Summer will end soon, so its time to start thinking about getting ready for cold weather.
Most homes are heated using forced air through ducts or with a Hydronic/Radiant Heat piping system. Hydronic Heating systems heat water with a component called a boiler. Several components are attached to the boiler, such as a pump or series of pumps that circulate the hot water through pipes. The piping is installed as part of the hydronic heating system, and they are normally installed throughout your home.
Hydronic Heating can also be used by heating water in a boiler, piping that hot water to a coil located in an air handler, and the air handler will blow air across the coil to produce warm air in your home. This system is a combination hydronic forced air system.
A helpful addition to your hydronic/radiant heating system is to have zone vales connected so you can have multiple thermostats with multiple temperature control in areas of your home. Rooms that you spend most of your time can be warmer than areas that you may not use regularly.
The boiler is the main engine of the hydronic heating system, and it needs preventive maintenance at least once per year.
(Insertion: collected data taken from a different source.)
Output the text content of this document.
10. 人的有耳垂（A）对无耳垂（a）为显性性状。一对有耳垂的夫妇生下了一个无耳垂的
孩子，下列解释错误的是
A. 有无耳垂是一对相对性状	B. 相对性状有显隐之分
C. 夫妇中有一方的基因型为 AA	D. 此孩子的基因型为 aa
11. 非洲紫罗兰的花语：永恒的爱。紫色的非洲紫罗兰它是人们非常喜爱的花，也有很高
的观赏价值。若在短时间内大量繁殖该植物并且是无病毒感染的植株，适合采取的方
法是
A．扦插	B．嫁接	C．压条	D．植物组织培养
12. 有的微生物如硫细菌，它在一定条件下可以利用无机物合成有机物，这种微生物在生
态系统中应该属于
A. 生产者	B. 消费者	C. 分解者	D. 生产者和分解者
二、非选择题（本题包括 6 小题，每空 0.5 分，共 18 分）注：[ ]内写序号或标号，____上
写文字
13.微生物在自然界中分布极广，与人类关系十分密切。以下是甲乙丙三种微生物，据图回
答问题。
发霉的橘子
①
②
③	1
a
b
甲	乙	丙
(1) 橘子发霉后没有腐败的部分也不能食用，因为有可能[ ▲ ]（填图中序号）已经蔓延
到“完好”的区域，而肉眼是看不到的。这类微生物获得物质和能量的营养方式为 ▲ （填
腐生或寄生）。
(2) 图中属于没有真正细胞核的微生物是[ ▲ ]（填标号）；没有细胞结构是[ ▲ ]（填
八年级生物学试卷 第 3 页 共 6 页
Hydronic heating/Radiant heating provides a comfortable warm heat source but is slower to change the overall room temperature
The piping that is connected to the boiler can be copper, iron, or now, many systems use plastic (a brand name Pex). This piping can be attached to radiators that are located throughout the home, baseboard style radiators, or piping running in the flooring.
hy·dron·ic | \ hī-ˈdrä-nik \
Definition of hydronic
: of, relating to, or being a system of heating or cooling that involves transfer of heat by a circulating fluid (such as water or vapor) in a closed system of pipes.